Banyak kalangan yang pesimis terhadap pemilu sehingga melahirkan gelombang apatisme terhadap pelaksanaan pemilu tersebut. Persis seperti yang dialami oleh masyarakat kita akhir-akhir ini ketika pemilihan umum semakin dekat. Hal ini memang sudah menjadi fenomena musiman menjelang pelaksanaan pemilu. Fenomena apatisme publik ini tak lepas dari pola perilaku elektoral rakyat Indonesia sendiri yang kerap kali terjebak dalam politik pragmatis. Politik pragmatis, menurut Aboeprijadi Santoso, tidak hanya menandai sikap sebagian rakyat, tapi justru menjadi ciri pula dari ego politisi partai ataupun kontestan pemilu yang mengejar jabatan lewat kemenangan dalam pemilu.

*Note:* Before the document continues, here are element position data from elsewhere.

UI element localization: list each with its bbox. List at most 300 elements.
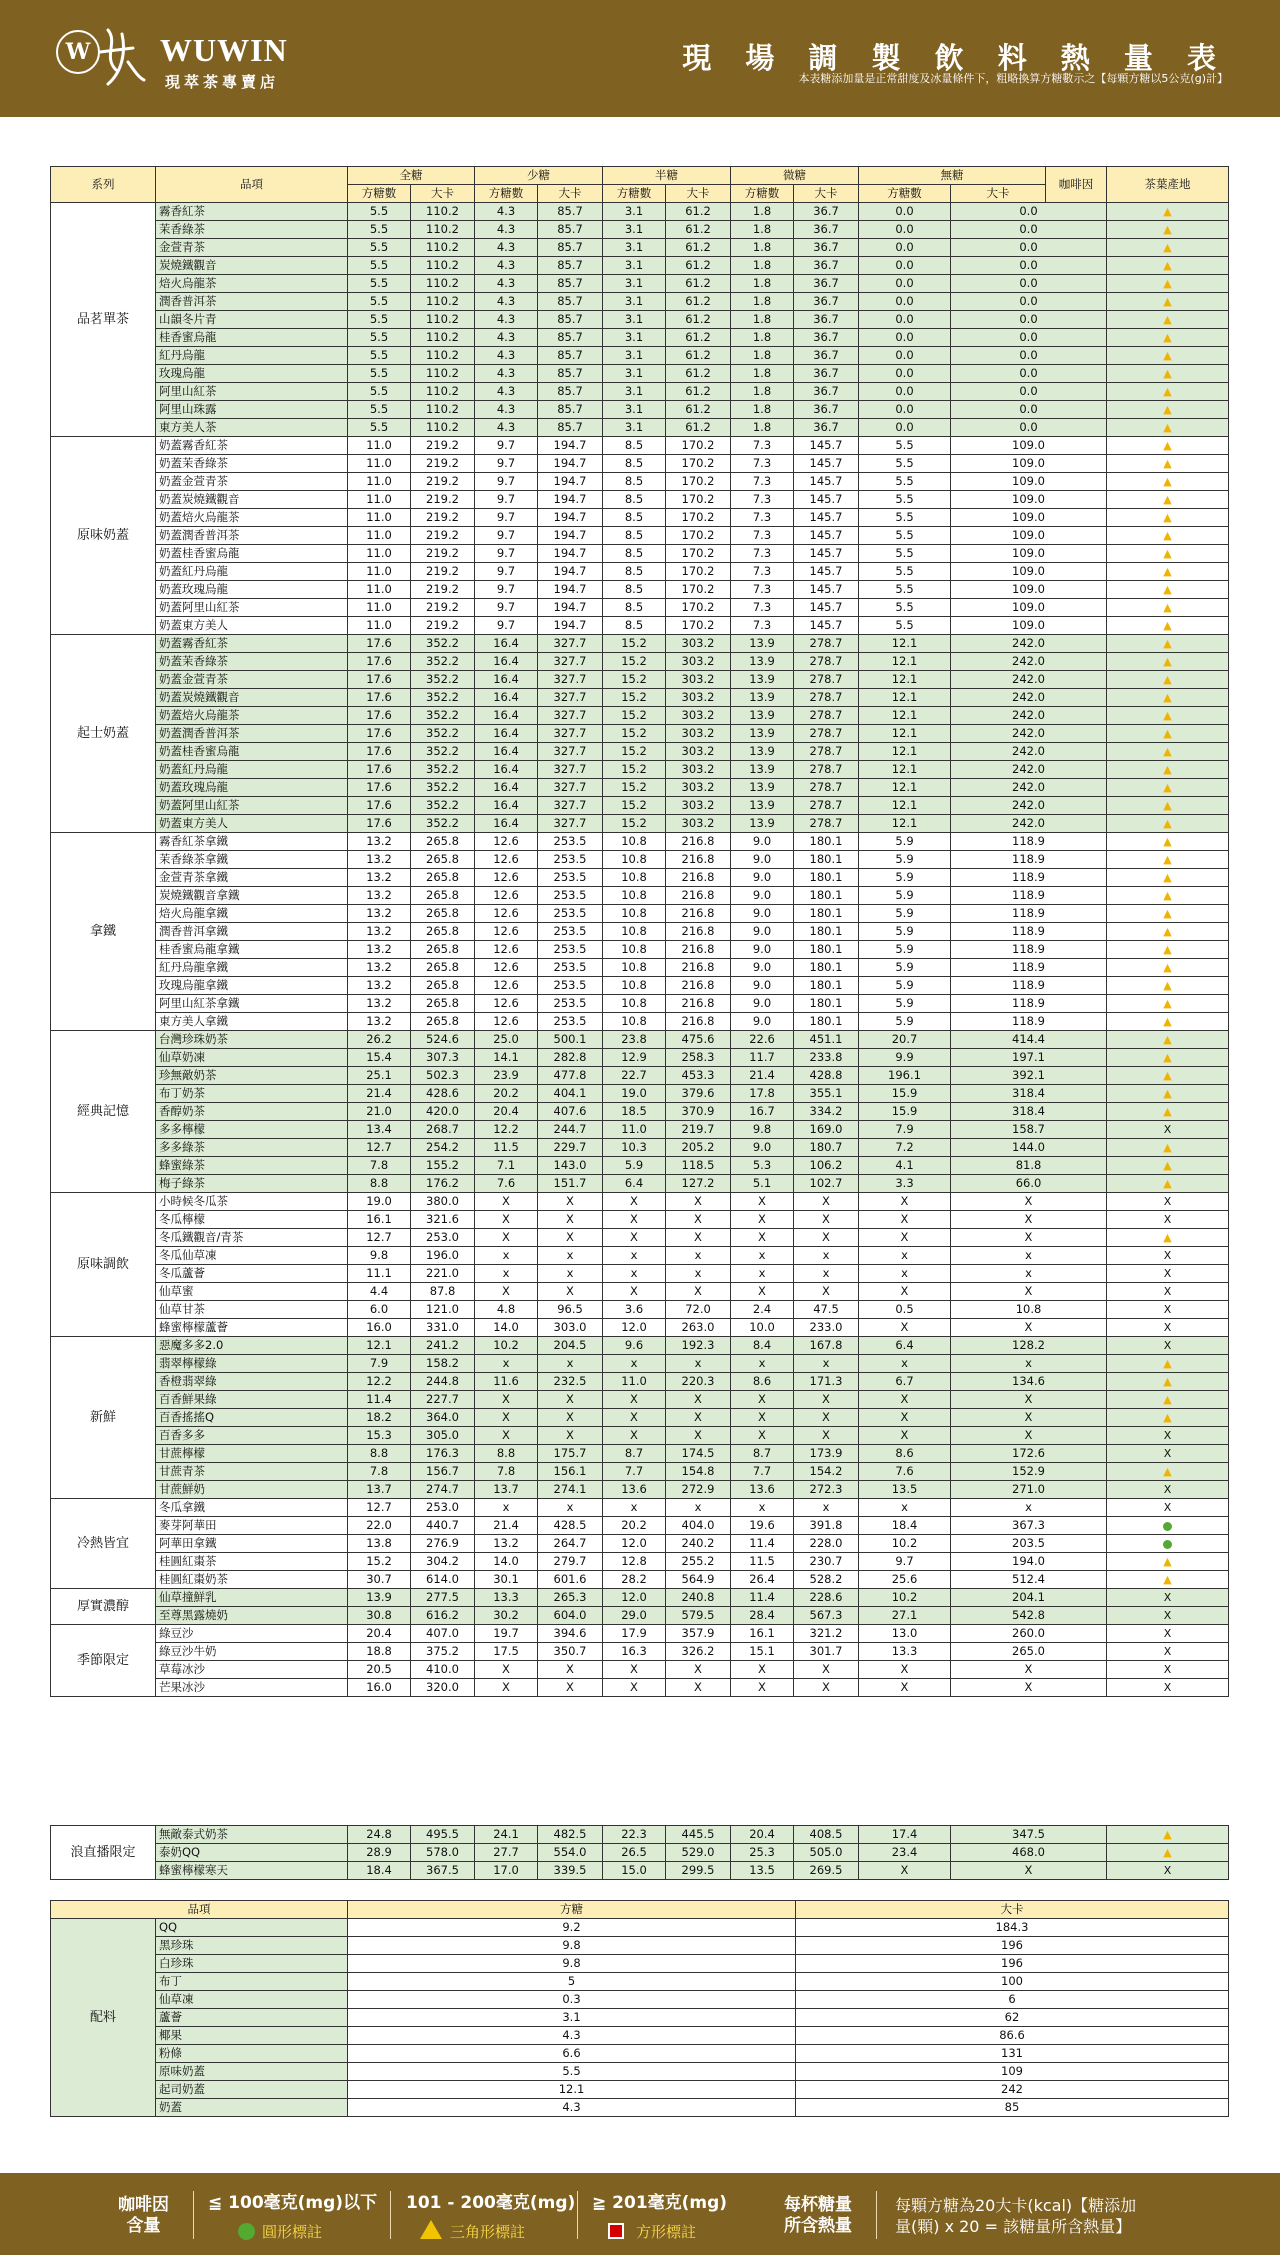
sugar-cubes-cell: 4.3 (475, 383, 538, 401)
sugar-cubes-cell: 16.0 (348, 1679, 411, 1697)
caffeine-cell (1107, 635, 1229, 653)
sugar-cubes-cell: 3.3 (859, 1175, 951, 1193)
item-name: 奶蓋東方美人 (156, 815, 348, 833)
kcal-cell: 61.2 (666, 419, 731, 437)
sugar-cubes-cell: X (603, 1391, 666, 1409)
table-row (51, 1103, 1229, 1121)
table-row (51, 221, 1229, 239)
kcal-cell: 102.7 (794, 1175, 859, 1193)
kcal-cell: X (538, 1229, 603, 1247)
caffeine-low-range: ≦ 100毫克(mg)以下 (208, 2193, 378, 2213)
kcal-cell: 180.1 (794, 833, 859, 851)
table-row (51, 1373, 1229, 1391)
sugar-cubes-cell: 12.6 (475, 923, 538, 941)
sugar-cubes-cell: 26.2 (348, 1031, 411, 1049)
kcal-cell: 152.9 (951, 1463, 1107, 1481)
sugar-cubes-cell: 196.1 (859, 1067, 951, 1085)
sugar-cubes-cell: 5.5 (348, 347, 411, 365)
caffeine-mid-mark: 三角形標註 (450, 2223, 526, 2241)
table-row (51, 941, 1229, 959)
caffeine-cell: X (1107, 1337, 1229, 1355)
sugar-cubes-cell: 21.4 (348, 1085, 411, 1103)
caffeine-low-mark: 圓形標註 (262, 2223, 323, 2241)
kcal-cell: 303.2 (666, 743, 731, 761)
item-name: 焙火烏龍茶 (156, 275, 348, 293)
sugar-cubes-cell: 8.8 (475, 1445, 538, 1463)
sugar-cubes-cell: 9.0 (731, 995, 794, 1013)
sugar-cubes-cell: 1.8 (731, 329, 794, 347)
sugar-cubes-cell: 27.7 (475, 1844, 538, 1862)
sugar-cubes-cell: 10.8 (603, 869, 666, 887)
item-name: 奶蓋東方美人 (156, 617, 348, 635)
item-name: 炭燒鐵觀音 (156, 257, 348, 275)
sugar-cubes-cell: x (475, 1247, 538, 1265)
kcal-cell: 110.2 (411, 365, 475, 383)
kcal-cell: 85.7 (538, 311, 603, 329)
kcal-cell: 321.6 (411, 1211, 475, 1229)
kcal-cell: 36.7 (794, 203, 859, 221)
sugar-cubes-cell: 7.3 (731, 473, 794, 491)
header-sugar-light: 微糖 (731, 167, 859, 185)
table-row (51, 473, 1229, 491)
kcal-cell: 307.3 (411, 1049, 475, 1067)
sugar-cubes-cell: 21.0 (348, 1103, 411, 1121)
kcal-cell: 318.4 (951, 1085, 1107, 1103)
sugar-cubes-cell: 13.3 (859, 1643, 951, 1661)
item-name: 原味奶蓋 (156, 2063, 348, 2081)
sugar-cubes-cell: 3.1 (603, 347, 666, 365)
table-row (51, 437, 1229, 455)
sugar-label-line1: 每杯糖量 (784, 2195, 852, 2215)
header-cubes: 方糖數 (348, 185, 411, 203)
table-row (51, 1643, 1229, 1661)
table-row (51, 329, 1229, 347)
triangle-icon: ▲ (1163, 673, 1172, 686)
triangle-icon: ▲ (1163, 835, 1172, 848)
kcal-cell: X (666, 1391, 731, 1409)
kcal-cell: 604.0 (538, 1607, 603, 1625)
kcal-cell: 326.2 (666, 1643, 731, 1661)
kcal-cell: 118.5 (666, 1157, 731, 1175)
sugar-cubes-cell: 4.3 (475, 329, 538, 347)
sugar-cubes-cell: 7.7 (603, 1463, 666, 1481)
brand-name: WUWIN (160, 32, 288, 68)
table-row (51, 455, 1229, 473)
sugar-cubes-cell: 9.0 (731, 833, 794, 851)
triangle-icon: ▲ (1163, 511, 1172, 524)
sugar-cubes-cell: 24.1 (475, 1826, 538, 1844)
sugar-cubes-cell: 6.0 (348, 1301, 411, 1319)
kcal-cell: 145.7 (794, 581, 859, 599)
kcal-cell: 36.7 (794, 257, 859, 275)
sugar-cubes-cell: 13.9 (731, 815, 794, 833)
triangle-icon: ▲ (1163, 871, 1172, 884)
kcal-cell: 404.0 (666, 1517, 731, 1535)
kcal-cell: 375.2 (411, 1643, 475, 1661)
kcal-cell: 194.7 (538, 545, 603, 563)
sugar-cubes-cell: 11.6 (475, 1373, 538, 1391)
caffeine-cell: X (1107, 1625, 1229, 1643)
caffeine-cell (1107, 1826, 1229, 1844)
triangle-icon: ▲ (1163, 241, 1172, 254)
sugar-cubes-cell: 12.1 (859, 743, 951, 761)
caffeine-cell (1107, 1355, 1229, 1373)
item-name: 東方美人拿鐵 (156, 1013, 348, 1031)
kcal-cell: 219.2 (411, 509, 475, 527)
sugar-cubes-cell: 5.1 (731, 1175, 794, 1193)
triangle-icon: ▲ (1163, 1069, 1172, 1082)
sugar-cubes-cell: 12.2 (475, 1121, 538, 1139)
caffeine-cell (1107, 1409, 1229, 1427)
sugar-cubes-cell: 17.6 (348, 689, 411, 707)
kcal-cell: X (666, 1283, 731, 1301)
kcal-cell: 265.8 (411, 959, 475, 977)
sugar-cubes-cell: 12.1 (859, 671, 951, 689)
kcal-cell: 0.0 (951, 293, 1107, 311)
kcal-cell: 299.5 (666, 1862, 731, 1880)
sugar-cubes-cell: 9.8 (348, 1937, 796, 1955)
kcal-cell: 260.0 (951, 1625, 1107, 1643)
caffeine-cell: X (1107, 1607, 1229, 1625)
kcal-cell: 192.3 (666, 1337, 731, 1355)
kcal-cell: 253.5 (538, 869, 603, 887)
kcal-cell: 145.7 (794, 617, 859, 635)
header-origin: 茶葉產地 (1107, 167, 1229, 203)
table-row (51, 1826, 1229, 1844)
sugar-cubes-cell: 13.2 (348, 959, 411, 977)
sugar-cubes-cell: 8.8 (348, 1175, 411, 1193)
kcal-cell: X (666, 1193, 731, 1211)
sugar-cubes-cell: 5.9 (859, 833, 951, 851)
sugar-cubes-cell: 7.8 (348, 1463, 411, 1481)
sugar-cubes-cell: 5.9 (859, 959, 951, 977)
sugar-cubes-cell: 1.8 (731, 311, 794, 329)
caffeine-label-line1: 咖啡因 (118, 2195, 169, 2215)
table-row (51, 689, 1229, 707)
kcal-cell: 219.2 (411, 473, 475, 491)
triangle-icon: ▲ (1163, 349, 1172, 362)
kcal-cell: 242.0 (951, 815, 1107, 833)
kcal-cell: 184.3 (796, 1919, 1229, 1937)
kcal-cell: 244.8 (411, 1373, 475, 1391)
table-row (51, 401, 1229, 419)
header-sugar-less: 少糖 (475, 167, 603, 185)
kcal-cell: 36.7 (794, 221, 859, 239)
sugar-cubes-cell: 9.7 (475, 617, 538, 635)
sugar-cubes-cell: 12.7 (348, 1499, 411, 1517)
kcal-cell: 352.2 (411, 707, 475, 725)
item-name: 奶蓋 (156, 2099, 348, 2117)
sugar-cubes-cell: 12.8 (603, 1553, 666, 1571)
kcal-cell: X (666, 1679, 731, 1697)
kcal-cell: 109.0 (951, 617, 1107, 635)
sugar-cubes-cell: X (475, 1427, 538, 1445)
sugar-cubes-cell: 13.5 (731, 1862, 794, 1880)
sugar-cubes-cell: X (603, 1211, 666, 1229)
triangle-icon: ▲ (1163, 583, 1172, 596)
sugar-cubes-cell: 21.4 (475, 1517, 538, 1535)
sugar-cubes-cell: 30.7 (348, 1571, 411, 1589)
table-row (51, 1937, 1229, 1955)
kcal-cell: 61.2 (666, 347, 731, 365)
kcal-cell: 118.9 (951, 959, 1107, 977)
kcal-cell: 350.7 (538, 1643, 603, 1661)
kcal-cell: 197.1 (951, 1049, 1107, 1067)
kcal-cell: X (951, 1229, 1107, 1247)
limited-table (50, 1825, 1229, 1880)
kcal-cell: X (951, 1319, 1107, 1337)
triangle-icon: ▲ (1163, 619, 1172, 632)
item-name: 草莓冰沙 (156, 1661, 348, 1679)
kcal-cell: 180.1 (794, 869, 859, 887)
sugar-cubes-cell: 11.4 (348, 1391, 411, 1409)
sugar-cubes-cell: 11.0 (348, 509, 411, 527)
sugar-cubes-cell: 5.5 (348, 293, 411, 311)
caffeine-cell (1107, 1463, 1229, 1481)
item-name: 奶蓋茉香綠茶 (156, 653, 348, 671)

1. Para Calon yang elitis.

keberdaan calon pada pemilu di indonesia masih terkesan elitis. Buktinya, untuk menyapa warga dengan sikap merakyat saja masih sangat minim dilakukan oleh para peserta Pemilu ini. Yang ada, mereka datang dengan kesan elit dan meninggalkan masyarakat yang didatangi dengan membekaskan sikap elitis.

kebanyakan peserta yang maju belum bisa memberikan kesan bahwa mereka membutuhkan rakyat sebagai post vote getter (Pemilih) yang menentukan kemana mereka akan berangkat, menjadi wakil rakyat yang dipilih rakyat atau menjadi wakil rakyat yang memaksa rakyat untuk memilihnya.

Kalau melihat fanomena gerakan para calon pesrta pemilu dalam melakukan kampanyenya kepada masyarakat, bukan kesan sosial sebenarnya yang ditunjukkan. Artinya, para calon ini ingin terlihat berjiwa sosial saja dan bukan sejak awal karakteristik sosialnya telah terbentuk. artinya, memang calon-calon yang ada tidak dapat meninggalkan gaya-gaya elitis untuk menarik simpatik rakyat.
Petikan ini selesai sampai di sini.